Supplemental Employee Retirement Plans. Lake Shore Savings entered into separate supplemental benefit plans in 2001 and 2012 with certain named executive officers, and one other officer.
The Board of Directors of Lake Shore Savings subsequently amended the 2001 executive supplemental benefit plan and each participant in the plan is fully vested in an annual benefit (payable in monthly installments). The annual benefit is equal to (i) 2% of the executive’s average final pay (average pay over the two years prior to termination of service), multiplied by (ii) the executive’s years of service (with a maximum percentage of 40% of average final pay for Ms. Foley and Mr. Werdein). Mr. Reininga is also a participant in this plan, and his benefit is equal to the remaining benefit he had under the 2001 Director’s SERP Plan, as described earlier in this document. The benefit amount is payable over a period of fifteen years commencing at age 65, with the annual benefit payable reduced for termination of service prior to age 65. In addition, in the event of a change of control, the executive is treated as having attained age 65 for purposes of benefit payments.
Lake Shore Savings entered into a supplemental executive retirement plan with Mr. Reininga, which was amended and restated as of January 1, 2017. The plan provides that when Mr. Reininga attains age 67, Mr. Reininga will be entitled to an annual benefit equal to $183,545, which will be paid in monthly installments for 15 years, with the first payment made in the month after the executive attains age 67. In the event that the executive becomes disabled before attaining age 67 or retires after he attains age 63 and 1 month, the executive will be entitled to a reduced benefit, which will be paid in monthly installments for 15 years. If Mr. Reininga’s employment is terminated involuntarily or voluntarily for good reason within 24 months after a change in
31
control, he will be entitled to receive a lump sum payment equal to approximately $2.8 million payable within three days of the termination date. Mr. Reininga is the only participant in the plan. Mr. Reininga is also entitled to an annual benefit commencing at age 57 under the 1999 Lake Shore Savings Supplemental Benefit Plan for Directors, and commencing at age 72 under the 2001 Lake Shore Savings Supplemental Benefit Plan for Directors.

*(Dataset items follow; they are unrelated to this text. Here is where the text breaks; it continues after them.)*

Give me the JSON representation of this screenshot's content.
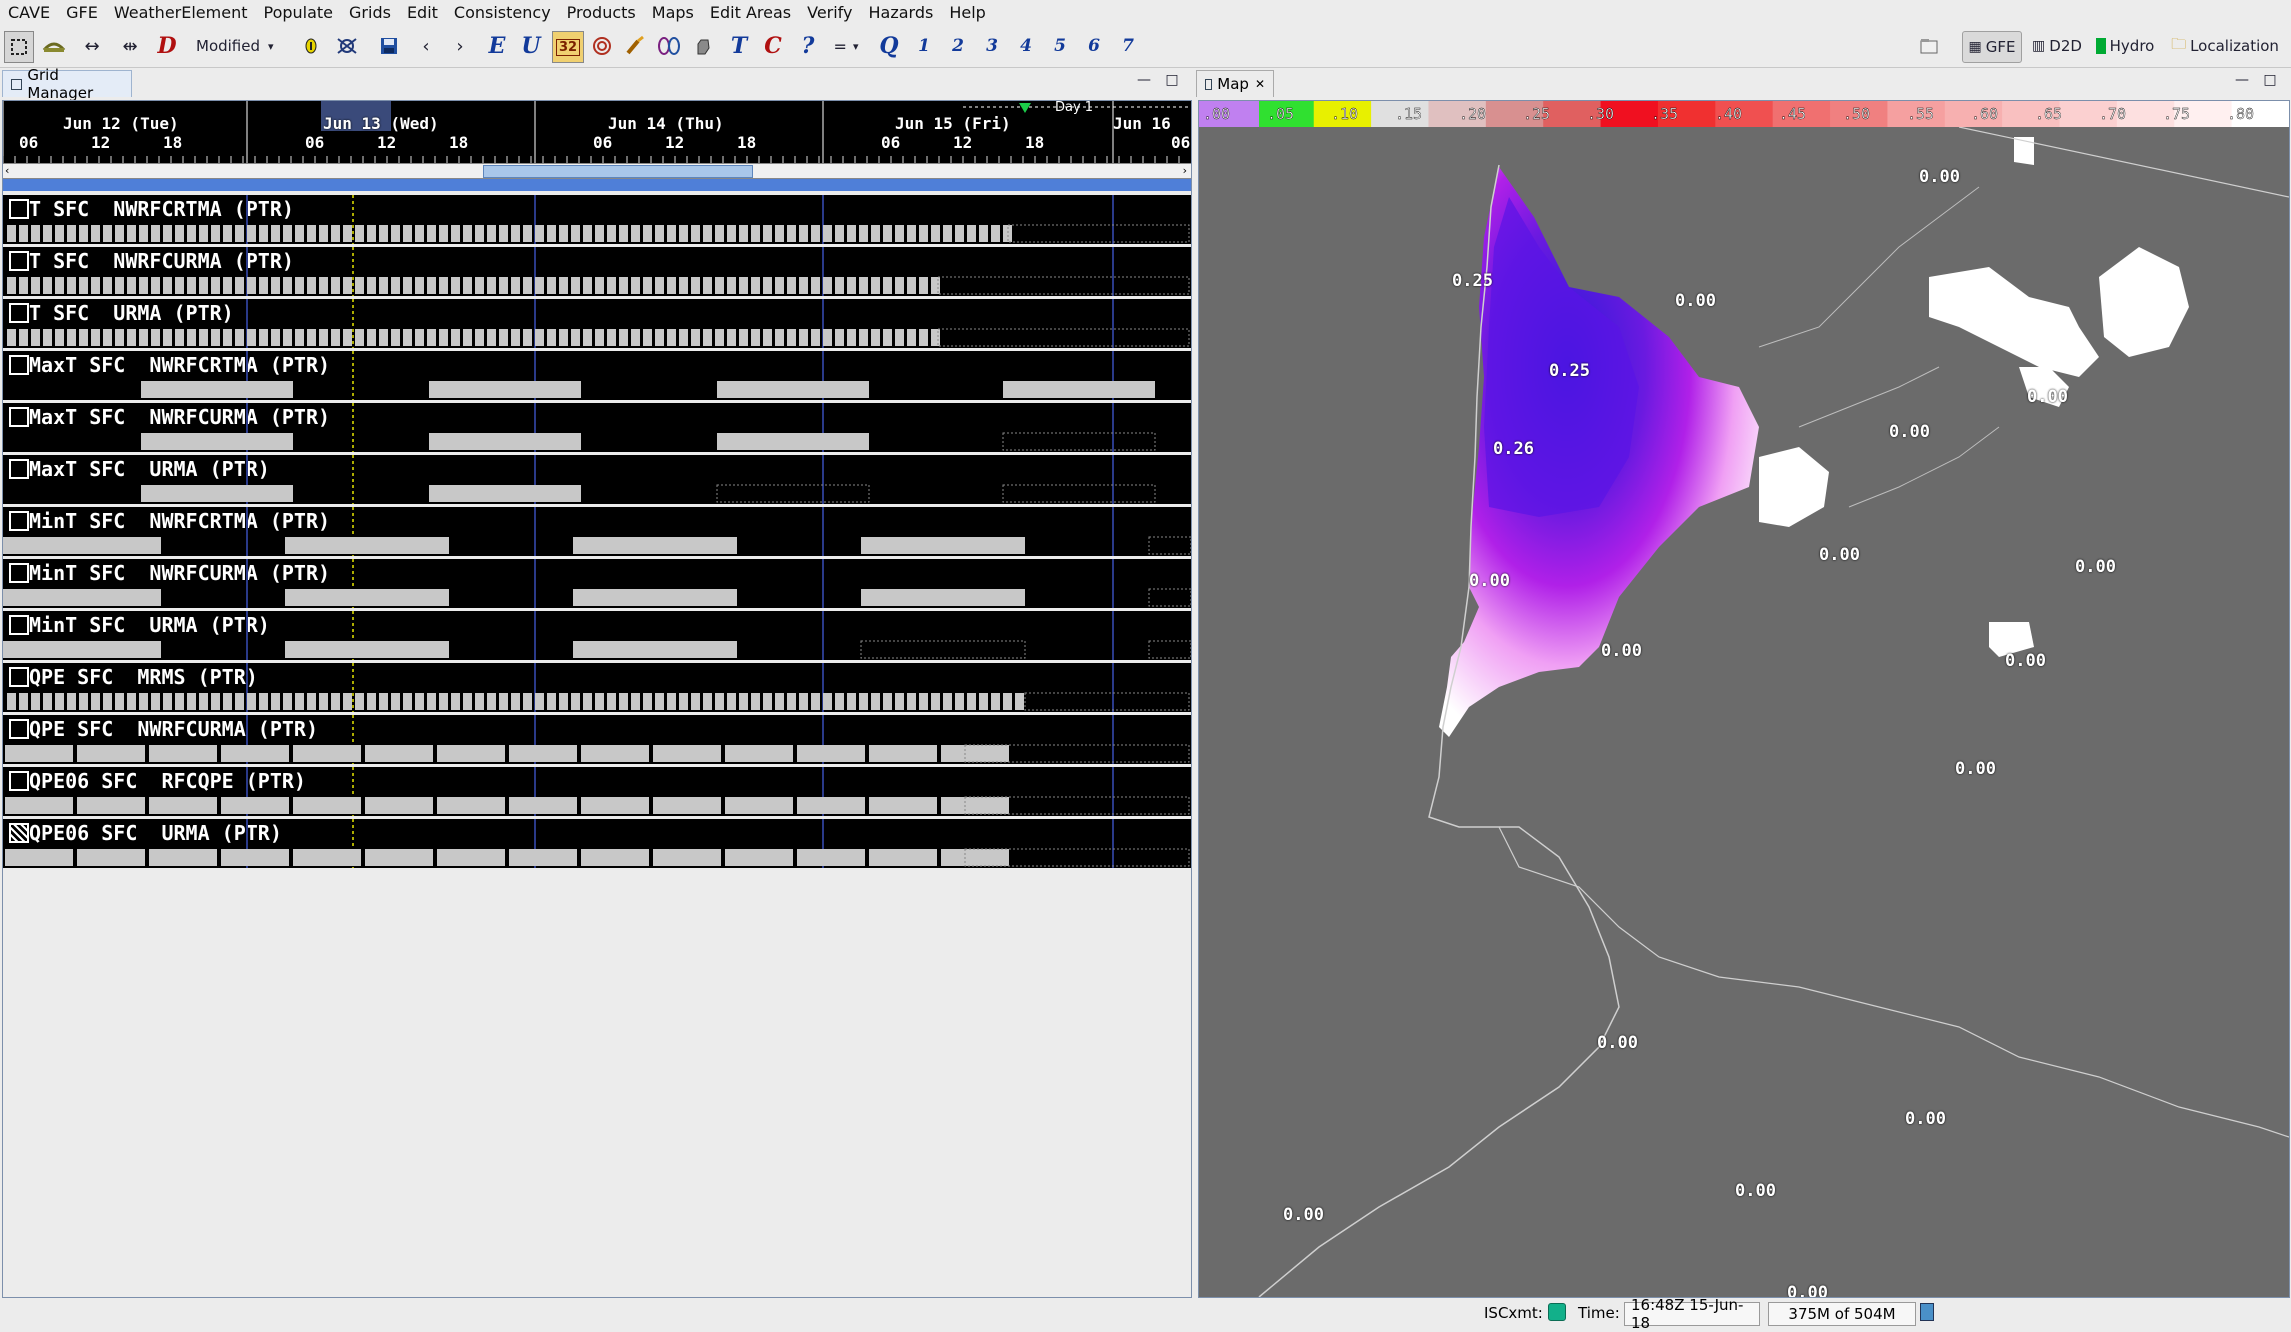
{
  "menubar": {
    "items": [
      "CAVE",
      "GFE",
      "WeatherElement",
      "Populate",
      "Grids",
      "Edit",
      "Consistency",
      "Products",
      "Maps",
      "Edit Areas",
      "Verify",
      "Hazards",
      "Help"
    ]
  },
  "toolbar": {
    "mode_dropdown": "Modified",
    "btn_E": "E",
    "btn_U": "U",
    "btn_32": "32",
    "btn_T": "T",
    "btn_C": "C",
    "btn_question": "?",
    "btn_equals": "=",
    "btn_Q": "Q",
    "btn_D": "D",
    "numbers": [
      "1",
      "2",
      "3",
      "4",
      "5",
      "6",
      "7"
    ],
    "perspectives": {
      "gfe": "GFE",
      "d2d": "D2D",
      "hydro": "Hydro",
      "localization": "Localization"
    }
  },
  "grid_manager": {
    "tab_title": "Grid Manager",
    "days": [
      "Jun 12 (Tue)",
      "Jun 13 (Wed)",
      "Jun 14 (Thu)",
      "Jun 15 (Fri)",
      "Jun 16"
    ],
    "hours": [
      "06",
      "12",
      "18",
      "06",
      "12",
      "18",
      "06",
      "12",
      "18",
      "06",
      "12",
      "18",
      "06"
    ],
    "day1_label": "Day 1",
    "rows": [
      {
        "label": "T SFC  NWRFCRTMA (PTR)"
      },
      {
        "label": "T SFC  NWRFCURMA (PTR)"
      },
      {
        "label": "T SFC  URMA (PTR)"
      },
      {
        "label": "MaxT SFC  NWRFCRTMA (PTR)"
      },
      {
        "label": "MaxT SFC  NWRFCURMA (PTR)"
      },
      {
        "label": "MaxT SFC  URMA (PTR)"
      },
      {
        "label": "MinT SFC  NWRFCRTMA (PTR)"
      },
      {
        "label": "MinT SFC  NWRFCURMA (PTR)"
      },
      {
        "label": "MinT SFC  URMA (PTR)"
      },
      {
        "label": "QPE SFC  MRMS (PTR)"
      },
      {
        "label": "QPE SFC  NWRFCURMA (PTR)"
      },
      {
        "label": "QPE06 SFC  RFCQPE (PTR)"
      },
      {
        "label": "QPE06 SFC  URMA (PTR)"
      }
    ]
  },
  "map": {
    "tab_title": "Map",
    "colorbar_labels": [
      ".00",
      ".05",
      ".10",
      ".15",
      ".20",
      ".25",
      ".30",
      ".35",
      ".40",
      ".45",
      ".50",
      ".55",
      ".60",
      ".65",
      ".70",
      ".75",
      ".80"
    ],
    "values": [
      {
        "text": "0.00"
      },
      {
        "text": "0.25"
      },
      {
        "text": "0.00"
      },
      {
        "text": "0.25"
      },
      {
        "text": "0.00"
      },
      {
        "text": "0.00"
      },
      {
        "text": "0.26"
      },
      {
        "text": "0.00"
      },
      {
        "text": "0.00"
      },
      {
        "text": "0.00"
      },
      {
        "text": "0.00"
      },
      {
        "text": "0.00"
      },
      {
        "text": "0.00"
      },
      {
        "text": "0.00"
      },
      {
        "text": "0.00"
      },
      {
        "text": "0.00"
      },
      {
        "text": "0.00"
      },
      {
        "text": "0.00"
      }
    ]
  },
  "status": {
    "iscxmt_label": "ISCxmt:",
    "time_label": "Time:",
    "time_value": "16:48Z 15-Jun-18",
    "memory": "375M of 504M"
  }
}
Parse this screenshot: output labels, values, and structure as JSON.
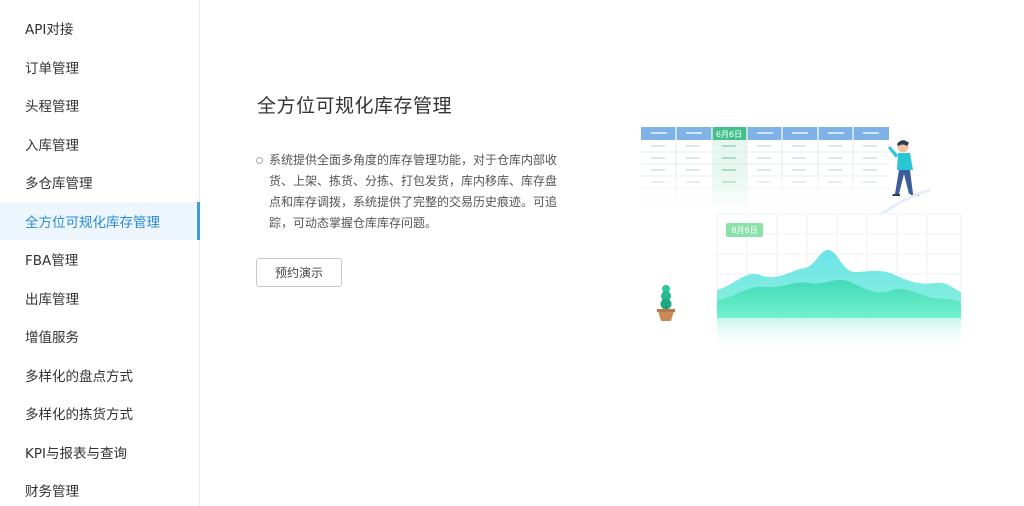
{
  "sidebar": {
    "items": [
      {
        "label": "API对接",
        "active": false
      },
      {
        "label": "订单管理",
        "active": false
      },
      {
        "label": "头程管理",
        "active": false
      },
      {
        "label": "入库管理",
        "active": false
      },
      {
        "label": "多仓库管理",
        "active": false
      },
      {
        "label": "全方位可规化库存管理",
        "active": true
      },
      {
        "label": "FBA管理",
        "active": false
      },
      {
        "label": "出库管理",
        "active": false
      },
      {
        "label": "增值服务",
        "active": false
      },
      {
        "label": "多样化的盘点方式",
        "active": false
      },
      {
        "label": "多样化的拣货方式",
        "active": false
      },
      {
        "label": "KPI与报表与查询",
        "active": false
      },
      {
        "label": "财务管理",
        "active": false
      }
    ]
  },
  "main": {
    "title": "全方位可规化库存管理",
    "description": "系统提供全面多角度的库存管理功能，对于仓库内部收货、上架、拣货、分拣、打包发货，库内移库、库存盘点和库存调拨，系统提供了完整的交易历史痕迹。可追踪，可动态掌握仓库库存问题。",
    "demo_button": "预约演示"
  },
  "illustration": {
    "calendar_date": "6月6日",
    "chart_date": "8月8日",
    "accent_color": "#3d9be0",
    "calendar_header_color": "#7fb3e8",
    "calendar_highlight_color": "#43c08c",
    "chart_fill_color": "#4fe1dc"
  }
}
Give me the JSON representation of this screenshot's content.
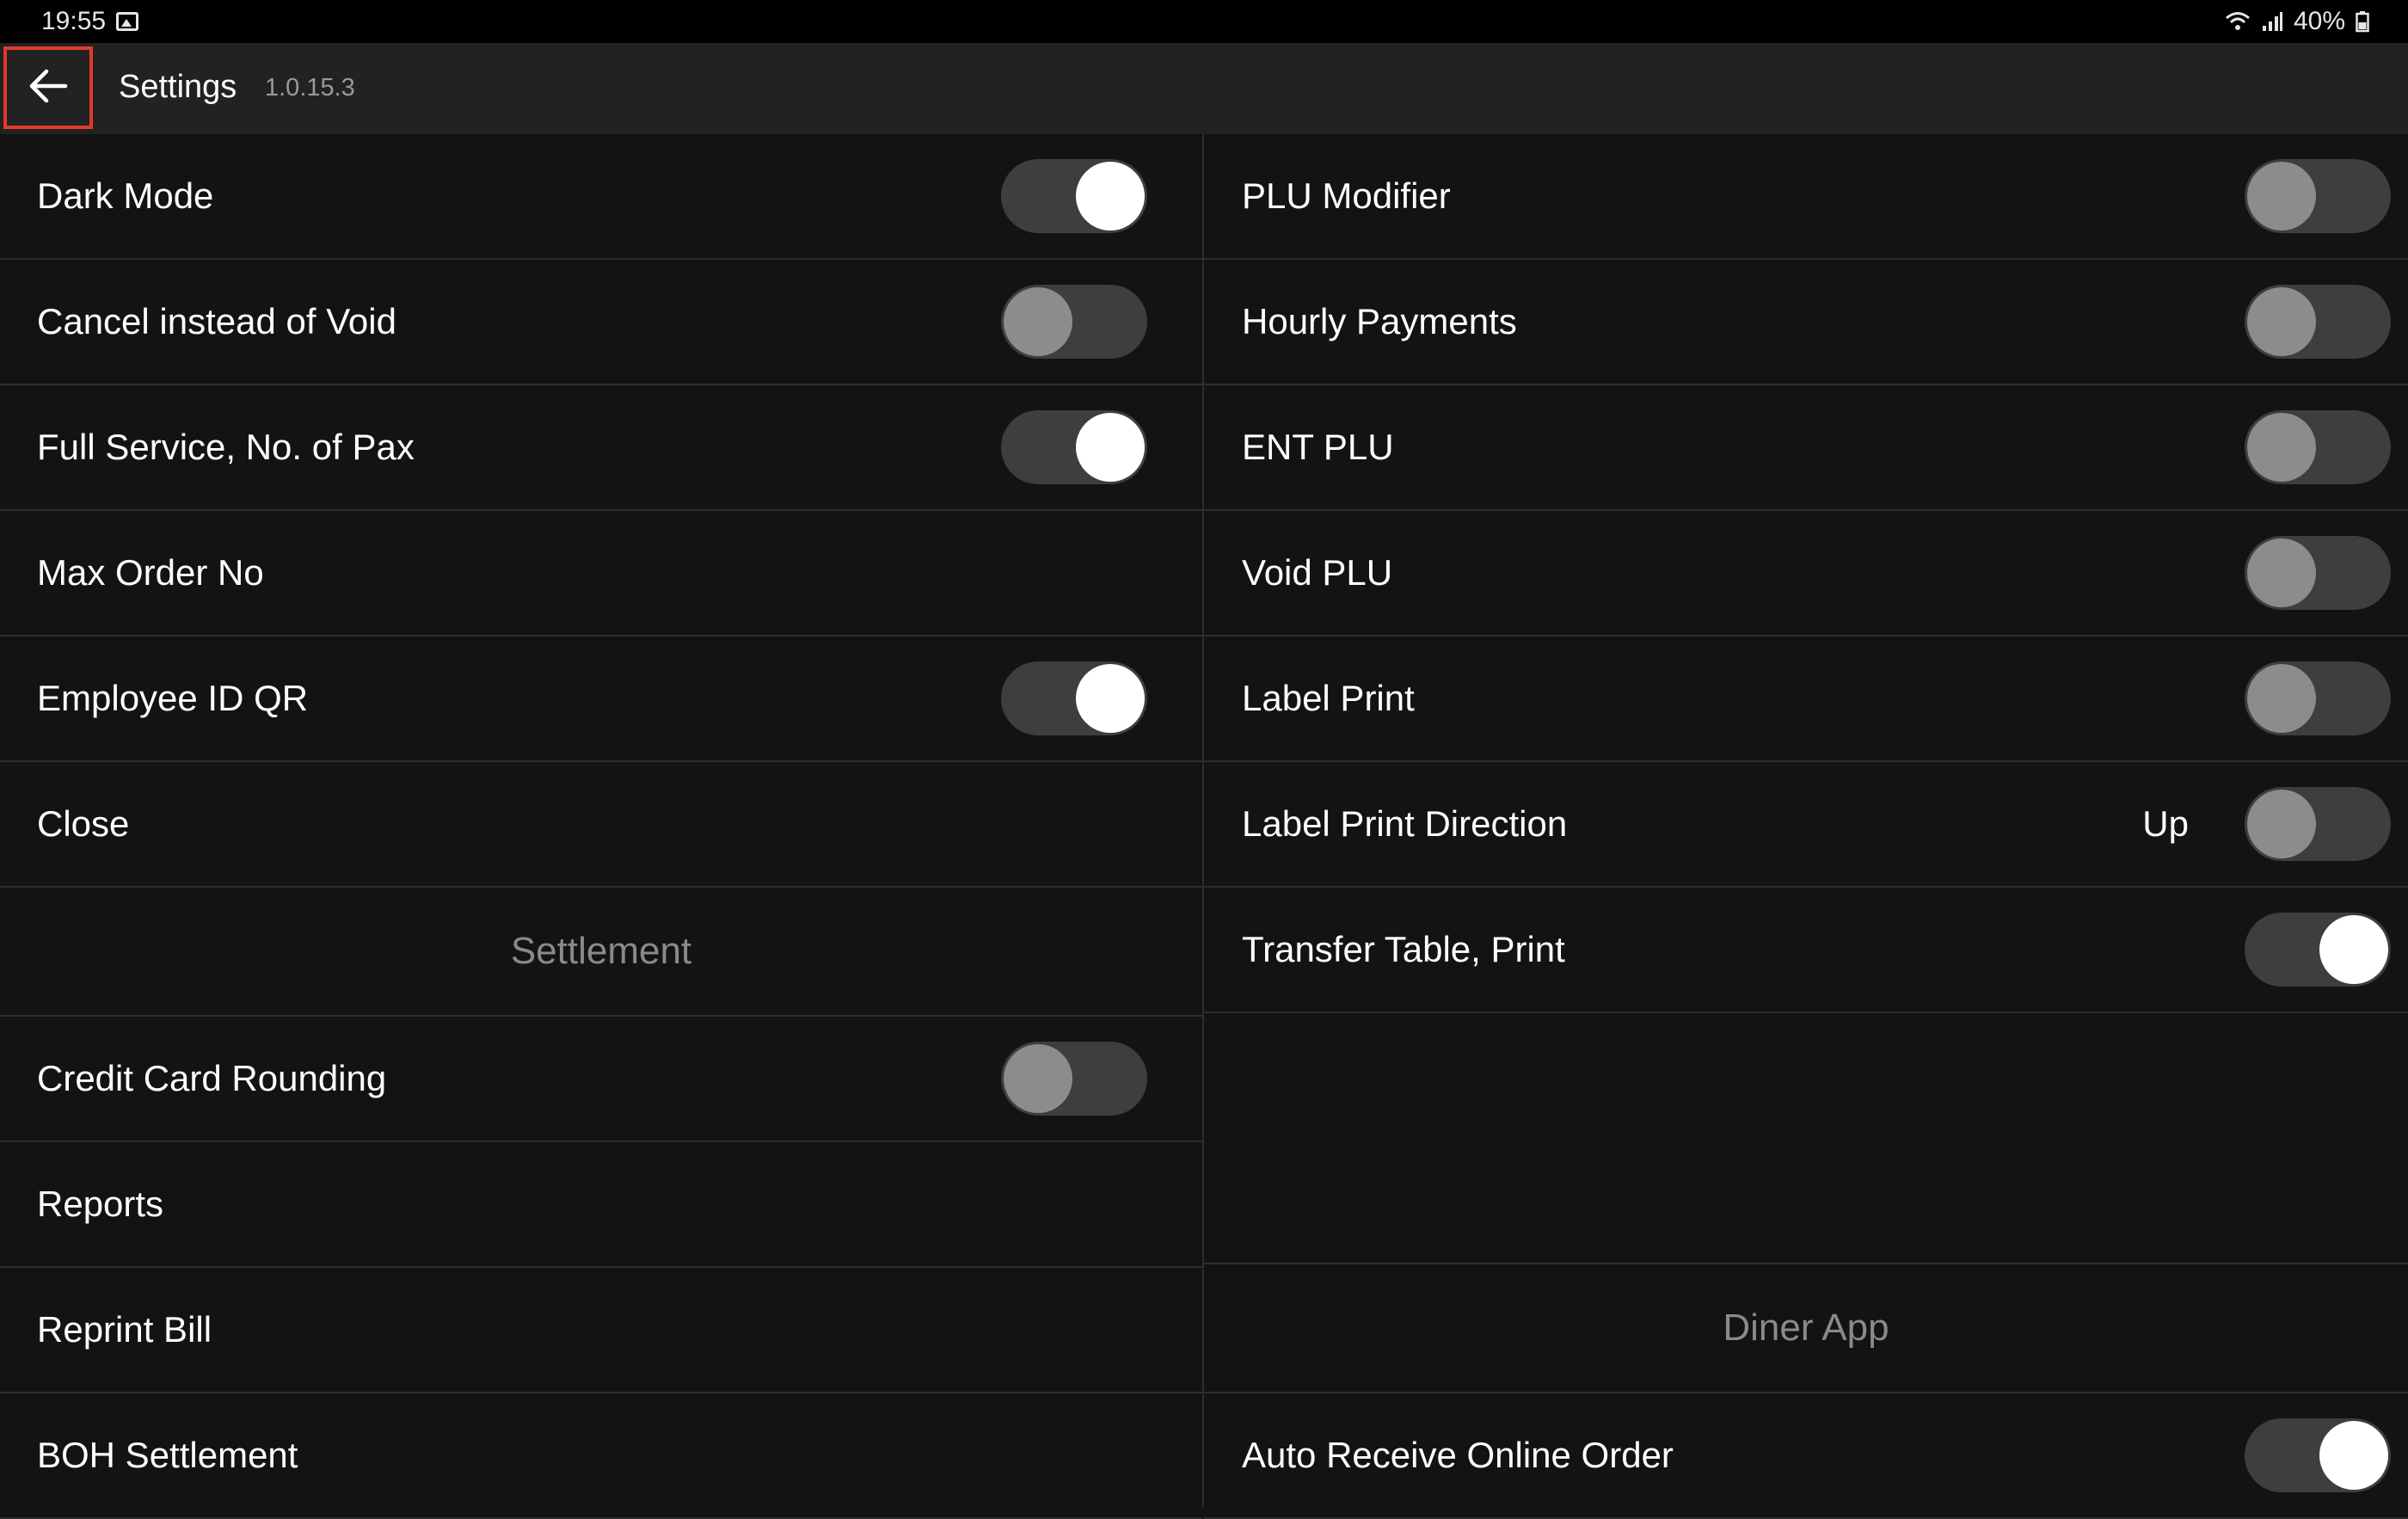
{
  "status_bar": {
    "time": "19:55",
    "battery": "40%",
    "icons": [
      "gallery-icon",
      "wifi-icon",
      "signal-icon",
      "battery-icon"
    ]
  },
  "app_bar": {
    "back_icon": "arrow-left-icon",
    "title": "Settings",
    "version": "1.0.15.3"
  },
  "left_column": {
    "rows": [
      {
        "label": "Dark Mode",
        "toggle": true
      },
      {
        "label": "Cancel instead of Void",
        "toggle": false
      },
      {
        "label": "Full Service, No. of Pax",
        "toggle": true
      },
      {
        "label": "Max Order No"
      },
      {
        "label": "Employee ID QR",
        "toggle": true
      },
      {
        "label": "Close"
      }
    ],
    "section_title": "Settlement",
    "settlement_rows": [
      {
        "label": "Credit Card Rounding",
        "toggle": false
      },
      {
        "label": "Reports"
      },
      {
        "label": "Reprint Bill"
      },
      {
        "label": "BOH Settlement"
      }
    ]
  },
  "right_column": {
    "rows": [
      {
        "label": "PLU Modifier",
        "toggle": false
      },
      {
        "label": "Hourly Payments",
        "toggle": false
      },
      {
        "label": "ENT PLU",
        "toggle": false
      },
      {
        "label": "Void PLU",
        "toggle": false
      },
      {
        "label": "Label Print",
        "toggle": false
      },
      {
        "label": "Label Print Direction",
        "value": "Up",
        "toggle": false
      },
      {
        "label": "Transfer Table, Print",
        "toggle": true
      }
    ],
    "section_title": "Diner App",
    "diner_rows": [
      {
        "label": "Auto Receive Online Order",
        "toggle": true
      }
    ]
  },
  "colors": {
    "background": "#131313",
    "app_bar": "#222222",
    "divider": "#2e2e2e",
    "toggle_track": "#3e3e3e",
    "knob_on": "#ffffff",
    "knob_off": "#8c8c8c",
    "highlight": "#e03a2a",
    "section_text": "#8a8a8a"
  }
}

Employee Stock Ownership Plan. This plan is a tax-qualified plan that covers substantially all employees who have at least one year of service with Lake Shore Savings and have attained age 21. Lake Shore Bancorp loaned the Employee Stock Ownership Plan Trust sufficient funds to purchase a number of shares equal to 8% of the shares sold in Lake Shore Bancorp’s stock offering to persons other than Lake Shore, MHC, or 238,050 shares. These shares were purchased in the open market following completion of the offering at prevailing market prices.
Although contributions to the plan are discretionary, Lake Shore Savings intends to contribute enough money each year to make the required principal and interest payments on the loan from Lake Shore Bancorp. This loan is for a term of 30 years and calls for annual payments of principal and interest. The plan pledges the shares it purchases as collateral for the loan and holds them in a suspense account.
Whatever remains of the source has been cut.